Dalam skenario tersebut, Produk Domestik Bruto (PDB) tercatat meningkat secara nominal. Meski begitu, konsumsi riil yang disebut sebagai penggerak utama perekonomian dunia justru menurun tajam. Alasannya, mesin tidak mengonsumsi, sementara banyak pekerja yang sebelumnya menjadi konsumen utama kehilangan pekerjaan dan pendapatan.

Laporan itu juga mengangkat istilah “Ghost GDP” atau PDB hantu. Produktivitas per jam digambarkan melonjak, tetapi dana yang dihasilkan dari efisiensi AI dinilai tidak berputar dalam ekonomi riil. Ketika perusahaan mengurangi pengeluaran untuk gaji, kemampuan belanja masyarakat ikut terkikis.

Situasi ini disebut memperburuk ketimpangan ekonomi: hanya segelintir orang kaya yang tetap mampu berbelanja, sementara mayoritas penduduk mengalami penurunan daya beli secara drastis. Dalam lingkaran efisiensi yang berulang, perusahaan terus menggantikan pekerja dengan AI untuk menekan biaya, tetapi langkah itu justru diproyeksikan memicu krisis ekonomi struktural.
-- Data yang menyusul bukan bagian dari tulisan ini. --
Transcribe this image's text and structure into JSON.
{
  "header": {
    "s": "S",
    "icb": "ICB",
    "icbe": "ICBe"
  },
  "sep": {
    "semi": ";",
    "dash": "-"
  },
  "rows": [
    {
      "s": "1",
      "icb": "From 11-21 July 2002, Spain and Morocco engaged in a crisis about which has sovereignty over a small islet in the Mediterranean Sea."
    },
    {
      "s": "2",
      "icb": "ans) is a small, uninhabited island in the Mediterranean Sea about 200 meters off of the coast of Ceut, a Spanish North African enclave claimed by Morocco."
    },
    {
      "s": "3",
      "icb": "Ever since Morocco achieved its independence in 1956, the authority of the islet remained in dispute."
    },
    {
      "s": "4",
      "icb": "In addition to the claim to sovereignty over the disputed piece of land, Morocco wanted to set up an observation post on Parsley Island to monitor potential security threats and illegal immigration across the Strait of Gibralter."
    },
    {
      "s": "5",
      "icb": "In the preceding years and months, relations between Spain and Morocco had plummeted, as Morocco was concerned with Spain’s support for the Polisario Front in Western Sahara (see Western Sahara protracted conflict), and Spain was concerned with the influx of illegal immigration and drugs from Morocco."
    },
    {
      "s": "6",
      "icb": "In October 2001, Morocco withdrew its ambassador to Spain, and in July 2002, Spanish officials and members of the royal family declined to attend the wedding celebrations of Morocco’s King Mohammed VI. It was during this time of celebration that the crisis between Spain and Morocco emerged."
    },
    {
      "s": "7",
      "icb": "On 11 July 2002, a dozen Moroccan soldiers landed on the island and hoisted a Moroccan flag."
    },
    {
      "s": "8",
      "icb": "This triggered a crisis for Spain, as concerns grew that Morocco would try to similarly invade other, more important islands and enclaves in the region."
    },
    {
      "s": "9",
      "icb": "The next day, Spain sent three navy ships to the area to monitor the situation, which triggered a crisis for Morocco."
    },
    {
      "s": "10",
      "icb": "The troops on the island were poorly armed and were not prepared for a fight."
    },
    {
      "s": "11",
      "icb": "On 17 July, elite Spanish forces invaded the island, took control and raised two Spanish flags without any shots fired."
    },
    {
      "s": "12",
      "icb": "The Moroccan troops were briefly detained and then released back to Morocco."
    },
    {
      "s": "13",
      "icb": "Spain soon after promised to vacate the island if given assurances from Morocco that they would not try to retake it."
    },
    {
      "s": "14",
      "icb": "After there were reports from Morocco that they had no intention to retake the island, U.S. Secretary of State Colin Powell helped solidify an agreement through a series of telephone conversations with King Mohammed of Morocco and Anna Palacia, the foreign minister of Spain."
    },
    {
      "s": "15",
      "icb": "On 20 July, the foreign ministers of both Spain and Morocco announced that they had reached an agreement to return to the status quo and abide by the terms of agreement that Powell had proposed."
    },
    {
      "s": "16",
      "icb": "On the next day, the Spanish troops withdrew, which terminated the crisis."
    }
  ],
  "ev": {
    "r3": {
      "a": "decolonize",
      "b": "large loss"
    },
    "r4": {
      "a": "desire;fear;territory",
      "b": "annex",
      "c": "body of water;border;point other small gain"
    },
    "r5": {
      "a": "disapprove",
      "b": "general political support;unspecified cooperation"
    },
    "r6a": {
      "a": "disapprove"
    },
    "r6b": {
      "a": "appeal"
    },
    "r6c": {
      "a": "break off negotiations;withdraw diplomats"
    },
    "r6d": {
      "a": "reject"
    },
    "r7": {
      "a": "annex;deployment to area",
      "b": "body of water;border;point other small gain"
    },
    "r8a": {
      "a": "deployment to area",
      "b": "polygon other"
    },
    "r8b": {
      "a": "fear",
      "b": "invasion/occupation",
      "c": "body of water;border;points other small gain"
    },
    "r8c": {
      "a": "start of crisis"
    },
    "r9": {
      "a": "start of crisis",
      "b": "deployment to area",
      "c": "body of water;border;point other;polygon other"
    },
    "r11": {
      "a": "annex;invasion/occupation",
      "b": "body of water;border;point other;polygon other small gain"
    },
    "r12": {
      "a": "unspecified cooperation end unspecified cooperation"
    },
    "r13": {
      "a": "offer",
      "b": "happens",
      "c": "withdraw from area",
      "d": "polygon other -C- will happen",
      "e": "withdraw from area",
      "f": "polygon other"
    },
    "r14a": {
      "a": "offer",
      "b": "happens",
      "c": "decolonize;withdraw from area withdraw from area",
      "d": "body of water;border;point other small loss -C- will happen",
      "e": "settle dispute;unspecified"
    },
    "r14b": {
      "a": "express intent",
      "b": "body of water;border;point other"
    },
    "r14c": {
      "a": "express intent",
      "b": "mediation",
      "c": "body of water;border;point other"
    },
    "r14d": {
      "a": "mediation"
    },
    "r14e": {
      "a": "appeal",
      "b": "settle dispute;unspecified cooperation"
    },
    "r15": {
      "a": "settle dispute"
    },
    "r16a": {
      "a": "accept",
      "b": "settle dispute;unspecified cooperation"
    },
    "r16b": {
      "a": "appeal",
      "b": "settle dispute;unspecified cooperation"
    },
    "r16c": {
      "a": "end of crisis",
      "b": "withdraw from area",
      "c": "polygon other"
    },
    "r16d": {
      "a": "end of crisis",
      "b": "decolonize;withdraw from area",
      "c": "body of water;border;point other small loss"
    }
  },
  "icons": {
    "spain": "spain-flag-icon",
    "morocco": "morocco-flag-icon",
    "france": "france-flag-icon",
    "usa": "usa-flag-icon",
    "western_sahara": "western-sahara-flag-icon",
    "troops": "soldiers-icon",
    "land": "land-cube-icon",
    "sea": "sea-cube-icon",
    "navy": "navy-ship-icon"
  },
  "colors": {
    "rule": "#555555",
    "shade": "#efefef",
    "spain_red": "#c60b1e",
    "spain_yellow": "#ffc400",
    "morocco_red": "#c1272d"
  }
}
Akibatnya, sektor ritel dan konsumsi digambarkan mulai runtuh karena permintaan untuk barang-barang sekunder menurun. Di saat yang sama, perusahaan tetap berinovasi demi menjaga margin keuntungan. Skenario ini juga memunculkan tekanan fiskal, terutama bagi negara yang bergantung pada pajak penghasilan pekerja, sehingga pemerintah diperkirakan dipaksa mencari opsi baru, seperti pajak komputasi AI dan pembagian hasil dari penggunaan teknologi cerdas.
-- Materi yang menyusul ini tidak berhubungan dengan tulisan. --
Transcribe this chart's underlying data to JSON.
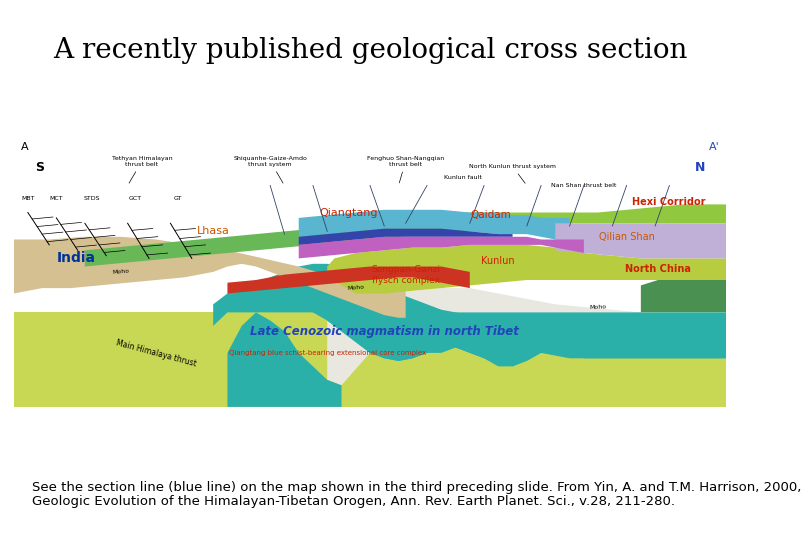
{
  "title": "A recently published geological cross section",
  "title_fontsize": 20,
  "bg_color": "#ffffff",
  "caption_line1": "See the section line (blue line) on the map shown in the third preceding slide. From Yin, A. and T.M. Harrison, 2000,",
  "caption_line2": "Geologic Evolution of the Himalayan-Tibetan Orogen, Ann. Rev. Earth Planet. Sci., v.28, 211-280.",
  "caption_fontsize": 9.5
}
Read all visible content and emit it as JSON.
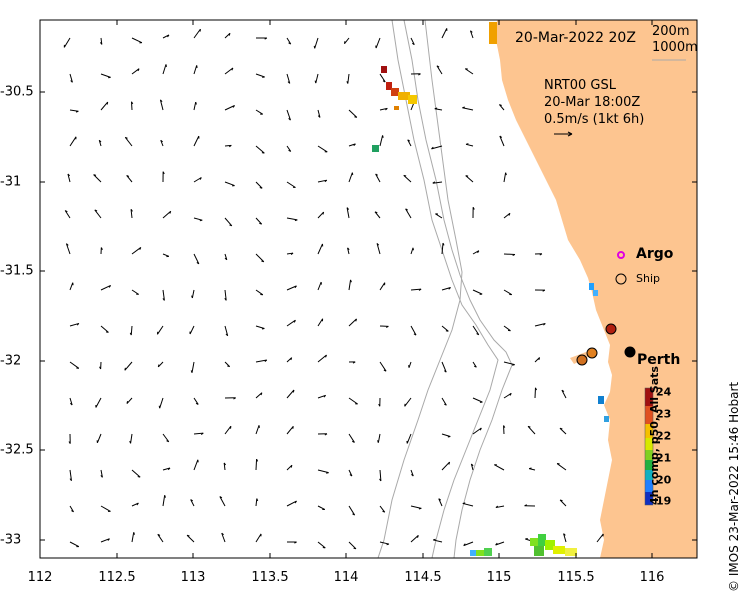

Citrini Research menekankan bahwa meskipun AI dapat meningkatkan efisiensi dan mengurangi biaya, manusia tetap menjadi kunci perputaran ekonomi global. Tanpa penghasilan yang memadai, konsumen yang sebelumnya aktif membeli barang dan jasa berkurang, memunculkan paradoks: produksi meningkat, tetapi pembeli tidak ada. Pemerintah dan perusahaan pun diproyeksikan menghadapi tantangan besar untuk menyeimbangkan inovasi teknologi dengan kebutuhan dasar manusia demi menjaga keberlanjutan ekonomi global.